2013年11月18日月曜日

#AFP「気候変動防止目標に関する国連会議、守勢の日本に集中砲火」

フランス通信社 20131115
気候変動防止目標に関する国連会議
守勢の日本に集中砲火
  


日本が温室効果ガス排出量の目標を大幅に後退させたことから、国連、ヨーロッパ、世界の小島嶼とうしょ諸国は失望で応え、環境団体は憤激の声を浴びせた。
この動きに、国連気候変動枠組み条約のクリスティアーナ・フィゲレス事務局長は「遺憾」の意を表明し、他のワルシャワ世界会議参加者らは、すでに紛糾している交渉に対する新たな一撃であると攻撃した。
だが、日本は立場を堅持し、この方針の変更は2011年の福島事故のために余儀なくされたものであると発言した。
日本は、以前の目標である1990年レベルからの25パーセント削減に替えて、2020年までに2005年レベルから3.8パーセント削減することを目指すと表明した。
矢面に立たされた特使、南博(外務省国際協力局参事官)は、11日間の日程で開かれた毎年恒例の炭素排出量制限に関する会合に集まったジャーナリストらに、「わたしは、わが国がいまでも気候変動に関して野心的であることをみなさんに保証いたしたいと思います。

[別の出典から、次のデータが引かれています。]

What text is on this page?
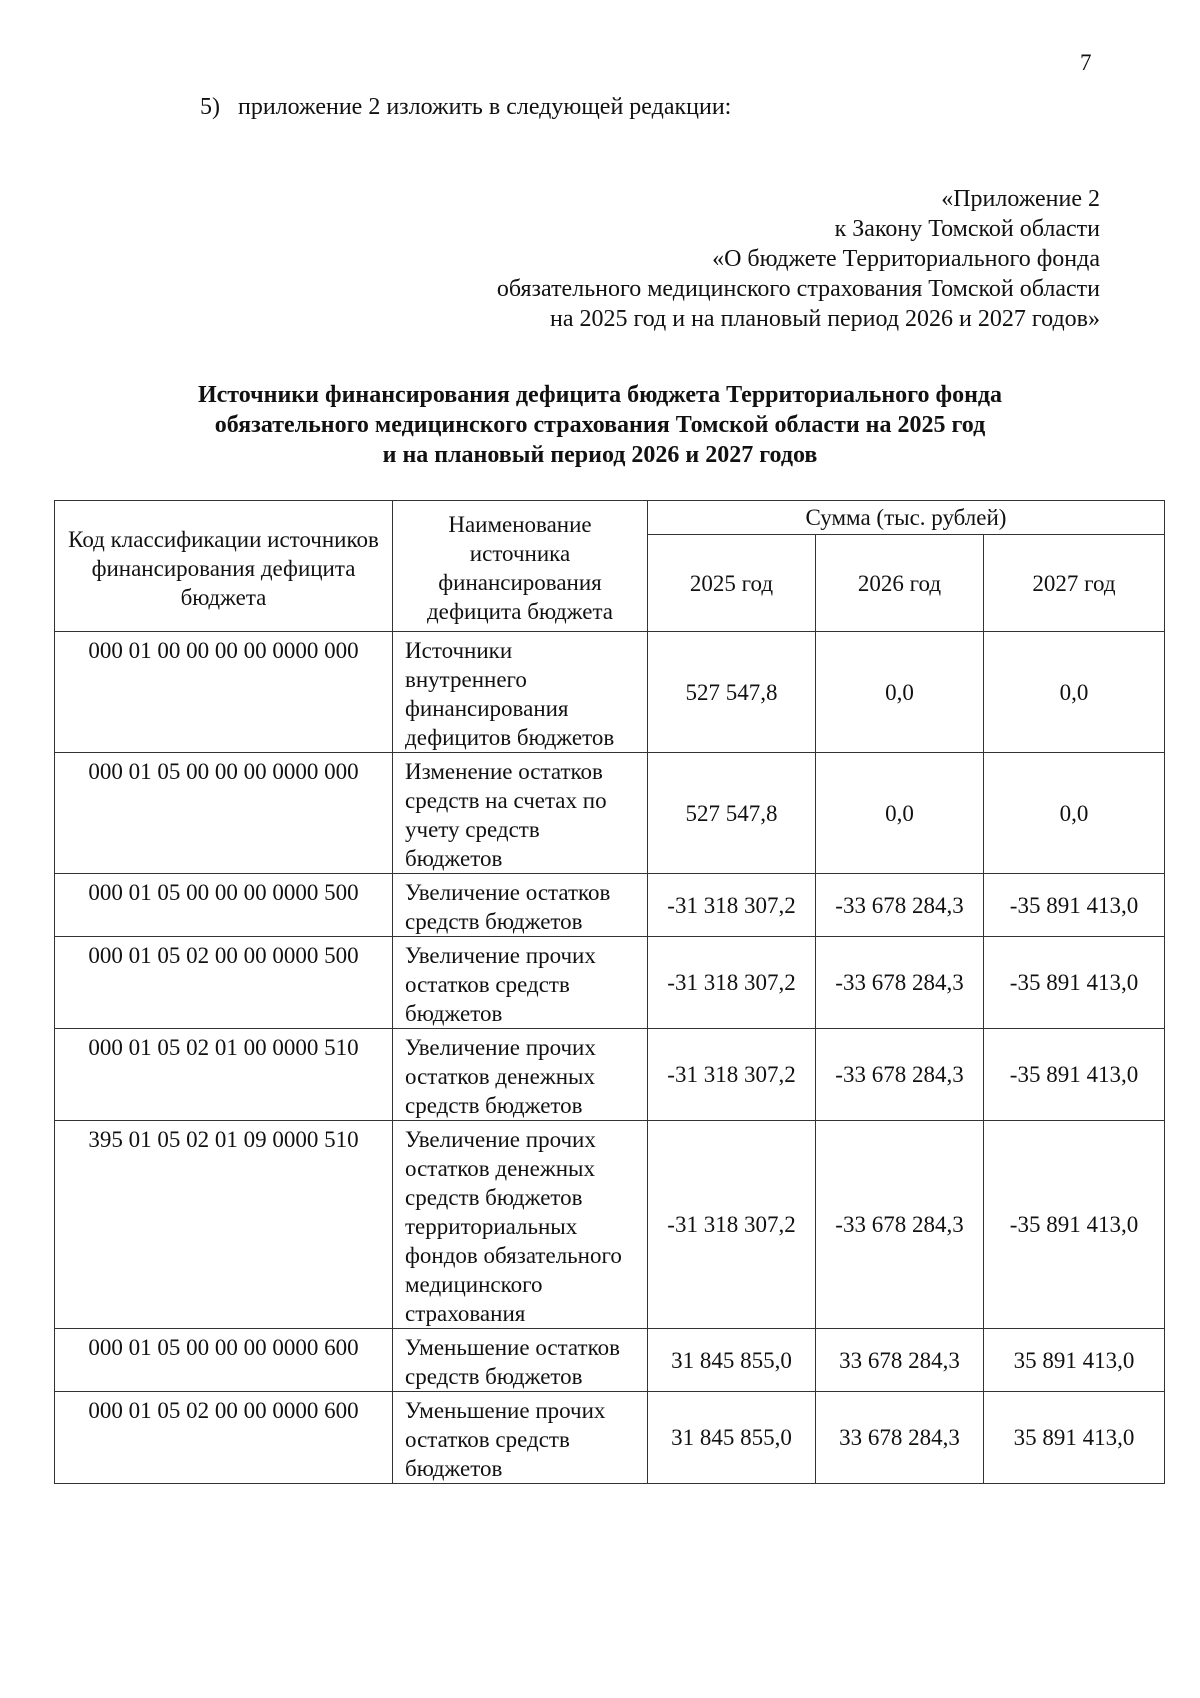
7
5)   приложение 2 изложить в следующей редакции:
«Приложение 2
к Закону Томской области
«О бюджете Территориального фонда
обязательного медицинского страхования Томской области
на 2025 год и на плановый период 2026 и 2027 годов»
Источники финансирования дефицита бюджета Территориального фонда
обязательного медицинского страхования Томской области на 2025 год
и на плановый период 2026 и 2027 годов
Код классификации источников финансирования дефицита бюджета	Наименование источника финансирования дефицита бюджета	Сумма (тыс. рублей)		
		2025 год	2026 год	2027 год
000 01 00 00 00 00 0000 000	Источники внутреннего финансирования дефицитов бюджетов	527 547,8	0,0	0,0
000 01 05 00 00 00 0000 000	Изменение остатков средств на счетах по учету средств бюджетов	527 547,8	0,0	0,0
000 01 05 00 00 00 0000 500	Увеличение остатков средств бюджетов	-31 318 307,2	-33 678 284,3	-35 891 413,0
000 01 05 02 00 00 0000 500	Увеличение прочих остатков средств бюджетов	-31 318 307,2	-33 678 284,3	-35 891 413,0
000 01 05 02 01 00 0000 510	Увеличение прочих остатков денежных средств бюджетов	-31 318 307,2	-33 678 284,3	-35 891 413,0
395 01 05 02 01 09 0000 510	Увеличение прочих остатков денежных средств бюджетов территориальных фондов обязательного медицинского страхования	-31 318 307,2	-33 678 284,3	-35 891 413,0
000 01 05 00 00 00 0000 600	Уменьшение остатков средств бюджетов	31 845 855,0	33 678 284,3	35 891 413,0
000 01 05 02 00 00 0000 600	Уменьшение прочих остатков средств бюджетов	31 845 855,0	33 678 284,3	35 891 413,0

わが国の総理大臣は気候変動の課題に対して全力を投じております」と語った。
これまでのもっと野心的な目標は、日本のエネルギー供給に占める原子力発電所のシェアが拡大をつづけるという想定を前提にしていたが――現時点で稼働する原発が皆無であり――この見通しは成り立たないことになった。

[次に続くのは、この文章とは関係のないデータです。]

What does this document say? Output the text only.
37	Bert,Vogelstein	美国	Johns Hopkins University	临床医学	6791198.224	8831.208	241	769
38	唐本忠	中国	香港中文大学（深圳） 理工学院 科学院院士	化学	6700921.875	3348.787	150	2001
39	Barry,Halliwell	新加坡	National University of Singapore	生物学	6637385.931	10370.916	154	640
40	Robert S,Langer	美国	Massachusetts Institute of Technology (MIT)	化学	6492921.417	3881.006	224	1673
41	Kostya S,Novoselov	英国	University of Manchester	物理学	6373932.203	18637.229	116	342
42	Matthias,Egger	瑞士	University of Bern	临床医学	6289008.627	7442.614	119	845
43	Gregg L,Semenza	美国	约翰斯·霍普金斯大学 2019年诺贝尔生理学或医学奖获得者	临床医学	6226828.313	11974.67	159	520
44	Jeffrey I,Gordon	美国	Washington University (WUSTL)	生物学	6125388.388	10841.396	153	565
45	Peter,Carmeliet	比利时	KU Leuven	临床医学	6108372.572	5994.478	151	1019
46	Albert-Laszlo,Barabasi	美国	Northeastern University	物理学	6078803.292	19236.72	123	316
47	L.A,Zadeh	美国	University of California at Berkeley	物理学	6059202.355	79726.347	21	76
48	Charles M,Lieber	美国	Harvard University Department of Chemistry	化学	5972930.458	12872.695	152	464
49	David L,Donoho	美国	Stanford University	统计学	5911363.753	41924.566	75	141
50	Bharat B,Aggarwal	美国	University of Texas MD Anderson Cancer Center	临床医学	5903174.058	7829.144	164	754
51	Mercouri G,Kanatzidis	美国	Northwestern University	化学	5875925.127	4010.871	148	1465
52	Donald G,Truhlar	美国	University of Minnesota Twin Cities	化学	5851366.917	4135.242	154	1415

「日本は高度に先進的な国です……日本はエネルギー効率の向上と太陽エネルギー投資の両面で印象的な前進を達成しましたし、わたしたちの感覚では、日本はこの前進を継続できるし、そうするでしょうから、ほどなく現在の目標はやはり保守的であると見なすことになるでしょう」と、フィゲレス事務局長は別個におこなった背景説明で語った。
欧州連合が日本に同国の行動の結果を考慮するように迫るとともに、小島嶼国連合(AOSIS)は、この動きは地球規模の努力にとって「巨大な一歩後退」であるといった。

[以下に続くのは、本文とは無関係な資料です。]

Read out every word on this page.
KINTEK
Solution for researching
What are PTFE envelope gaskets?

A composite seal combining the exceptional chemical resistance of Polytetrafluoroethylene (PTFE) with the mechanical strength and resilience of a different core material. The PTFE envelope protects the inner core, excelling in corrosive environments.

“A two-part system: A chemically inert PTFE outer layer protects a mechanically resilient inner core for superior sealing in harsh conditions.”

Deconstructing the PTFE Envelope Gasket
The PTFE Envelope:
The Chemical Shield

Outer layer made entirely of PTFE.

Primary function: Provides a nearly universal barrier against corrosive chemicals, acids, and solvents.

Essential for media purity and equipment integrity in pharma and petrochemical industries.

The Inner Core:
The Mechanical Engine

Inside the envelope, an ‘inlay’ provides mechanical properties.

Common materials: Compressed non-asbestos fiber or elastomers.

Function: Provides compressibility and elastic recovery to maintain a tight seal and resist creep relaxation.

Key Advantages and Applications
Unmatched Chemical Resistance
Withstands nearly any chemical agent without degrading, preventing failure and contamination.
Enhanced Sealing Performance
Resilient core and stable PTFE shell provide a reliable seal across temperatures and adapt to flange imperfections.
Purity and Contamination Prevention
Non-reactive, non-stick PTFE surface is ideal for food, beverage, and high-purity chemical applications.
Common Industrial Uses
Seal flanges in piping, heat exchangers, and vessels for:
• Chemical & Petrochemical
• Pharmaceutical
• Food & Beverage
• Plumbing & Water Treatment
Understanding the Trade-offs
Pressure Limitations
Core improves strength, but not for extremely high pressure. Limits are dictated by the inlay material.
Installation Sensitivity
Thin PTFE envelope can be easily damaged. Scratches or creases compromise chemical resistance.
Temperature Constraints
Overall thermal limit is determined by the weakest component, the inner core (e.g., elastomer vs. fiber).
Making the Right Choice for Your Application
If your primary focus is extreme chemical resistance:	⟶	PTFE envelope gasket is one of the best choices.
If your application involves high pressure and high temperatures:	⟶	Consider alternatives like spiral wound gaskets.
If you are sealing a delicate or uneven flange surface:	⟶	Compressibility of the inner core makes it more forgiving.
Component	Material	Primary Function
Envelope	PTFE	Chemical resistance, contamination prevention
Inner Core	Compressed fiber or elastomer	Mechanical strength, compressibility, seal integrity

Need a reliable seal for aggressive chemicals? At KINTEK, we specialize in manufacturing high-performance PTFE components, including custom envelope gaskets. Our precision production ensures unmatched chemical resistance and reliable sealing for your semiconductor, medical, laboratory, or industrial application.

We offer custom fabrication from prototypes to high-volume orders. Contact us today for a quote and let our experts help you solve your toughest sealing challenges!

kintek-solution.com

欧州委員会はプレス声明において、EU諸国が、2011年に地震と津波のあと、原子力部門の閉鎖に追い込まれた日本の難局を「理解する」が、それでも約束を守るべきであると表明した。
「欧州連合とその参加28か国は日本に対し、国際的な(気候変動)緩和行動における日本の貢献において、新たな目標の意味するものを考慮するように求める」
海面上昇に対して無防備である貧しい島々の諸国の集まり、AOSISは、2009年のコペンハーゲン国連気候サミットにおける約束を裏切ったとして、日本を糾弾した。
AOSISは、同国の発表が巨大な一歩後退を表明するものであり……われわれの諸国民を大いなるリスクを負わせるものであると深甚に憂慮するものである」と同連合は表明した。
連合諸国は、スーパー台風ヘイアン(海燕)がフィリピンに痛撃を与えたが、これは「気候変動に関連した一連の極端な気象災害の最新版」にすぎず、地球温暖化のもとで、このような災害が増えるはずであると指摘した。
国連加盟諸国は、地球表面の平均気温の上昇を産業革命以前のレベルから最大2.0℃に抑えることになる温室効果ガス協定を2015年までに締結したいと奮闘している。
日本の環境省によれば、新たな日本の目標では、1990年の排出レベルに3パーセント以上を積み増しすることになるという。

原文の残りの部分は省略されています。